Cache fire’s environmental damage prompts Clearlake state of emergency
A day after hundreds of residents in Clearlake and the neighboring town of Lower Lake fled for their lives as the fast-moving, wind-fed Cache fire engulfed homes, destroyed or damaged trees, vehicles and infrastructure, emotions remained high.
For some, though, the fear had turned into anger and frustration.
Don Shae repeatedly returned Thursday to the intersection of Dam Road and Lake Street where a roadblock kept him from accessing the rural neighborhood where the Cache fire wiped out a mobile home park and several other properties.
Authorities said the blaze, which began Wednesday in the Lake County city about 50 miles northeast of Santa Rosa, destroyed 56 homes and 81 outbuildings, as well as 158 vehicles and 30 telephone and power poles.
Stretching east along Dam away from Highway 53, some of the destruction was about a quarter mile from the intersection where the 70-year-old Shae stood on Thursday, but he wasn’t concerned about that.
He said he could see the area where he lives, which is surrounded by tall, green trees that were untouched by the flames, and he demanded to be allowed in.
“I don’t live in the area that was destroyed, so why can’t I get in?” Shae said moments after being turned away at the roadblock. “I don’t understand. I just don’t understand. Nothing’s burning anymore.”
Clearlake officials, though, approved a state of emergency declaration on Thursday, citing environmental dangers caused by the blaze. The designation will allow the city to seek financial help from the state and the federal government.
As a result, officials said, it might take some time to repopulate the evacuated areas due to the dangers left in the wake of the fire.
“There's a significant amount of dust particles that are contaminants that we don't want our folks to be in... So, there are a lot of steps to repopulation of any community and the No. 1 issue is the safety of those folks getting in and out,” Lake County Fire Protection District Chief Willie Sapeta said during a Thursday night update in Clearlake City Council Chambers.
“We're going to have resources there for the next few days — fire equipment coming in and out and so we will keep you posted. We will do (repopulation) incrementally as those areas become safe. We will do our best to get those areas reestablished and repopulated,” he added.
The fire erupted Wednesday afternoon at Sixth Avenue and Cache Street. As of Thursday night, it had scorched 83 acres and was between 35% and 40% contained.
“These are stark numbers for what was a relatively short fire in a small area. It was quite damaging,” Lake County Sheriff Brian Martin said during Thursday’s update.
The fire’s cause remains under investigation.
About 1,500 students and 200 staff were evacuated Wednesday from five schools that serve families in the Clearlake and Lower Lake areas. They will be closed on Friday.
Deep cleanings are being done of the schools, which are expected to reopen on Monday.
The majority of the destroyed homes were in two mobile home parks on the south side of Dam Road, Clearlake City Manager Alan Flora said. Another 10 to 15 homes on the north side of the road were also destroyed.
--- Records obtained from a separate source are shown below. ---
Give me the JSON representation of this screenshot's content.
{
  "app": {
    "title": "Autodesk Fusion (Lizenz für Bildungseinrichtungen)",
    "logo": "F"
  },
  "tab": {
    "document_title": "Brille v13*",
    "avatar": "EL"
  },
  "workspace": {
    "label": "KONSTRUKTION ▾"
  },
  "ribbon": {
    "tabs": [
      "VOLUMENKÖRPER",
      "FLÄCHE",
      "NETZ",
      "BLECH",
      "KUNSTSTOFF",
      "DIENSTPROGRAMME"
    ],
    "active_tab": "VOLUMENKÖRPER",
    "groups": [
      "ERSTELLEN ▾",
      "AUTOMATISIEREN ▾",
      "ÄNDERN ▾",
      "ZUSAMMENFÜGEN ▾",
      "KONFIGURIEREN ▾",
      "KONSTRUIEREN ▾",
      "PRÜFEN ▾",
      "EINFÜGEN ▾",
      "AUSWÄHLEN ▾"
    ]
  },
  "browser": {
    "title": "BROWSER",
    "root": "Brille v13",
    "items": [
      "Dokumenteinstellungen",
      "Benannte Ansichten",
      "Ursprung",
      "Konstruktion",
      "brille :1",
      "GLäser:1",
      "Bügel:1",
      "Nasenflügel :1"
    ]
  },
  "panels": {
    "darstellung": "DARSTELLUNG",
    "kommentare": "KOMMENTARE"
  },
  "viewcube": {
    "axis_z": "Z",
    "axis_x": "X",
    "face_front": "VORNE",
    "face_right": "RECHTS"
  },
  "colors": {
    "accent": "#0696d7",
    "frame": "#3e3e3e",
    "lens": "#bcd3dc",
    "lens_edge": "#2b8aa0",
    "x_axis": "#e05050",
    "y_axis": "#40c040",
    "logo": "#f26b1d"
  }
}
Creekside Mobile Home Park was destroyed and at least three units were destroyed at Cache Creek Mobile Home Park. Also destroyed was at least one building on property that separates the two mobile home parks.
Officials have notified 51 homeowners of their property losses, Flora said.
And some 712 residents remain evacuated as agencies continue to clear the affected neighborhoods of debris, downed power lines and hazardous materials.
“Parts of the city of Clearlake will remain under evacuation for at least a few days while cleanup continues,” Sheriff Martin said. “There was pretty extensive damage done to homes in the city’s jurisdiction, so it will be a few days before everyone can go home.”
He said as of Thursday there were still some hot spots, “and we want to make sure all of that is taken care of as well.”
There have been no formal missing person reports filed, and no fatalities, he added.
‘They won’t let us in’
By Thursday morning, all activity revolved around the short stretch of Dam Road. In other parts of the city normalcy kicked in and some streets that had been closed at the onset of the blaze were reopened.
Sitting in his pickup, Shae shook his head in frustration after being denied access to his home off Lake Street, where he’s lived about five years. And with no other choice, he returned to the nearby Walmart parking lot that had become a waiting place for homeowners eager to return to their properties.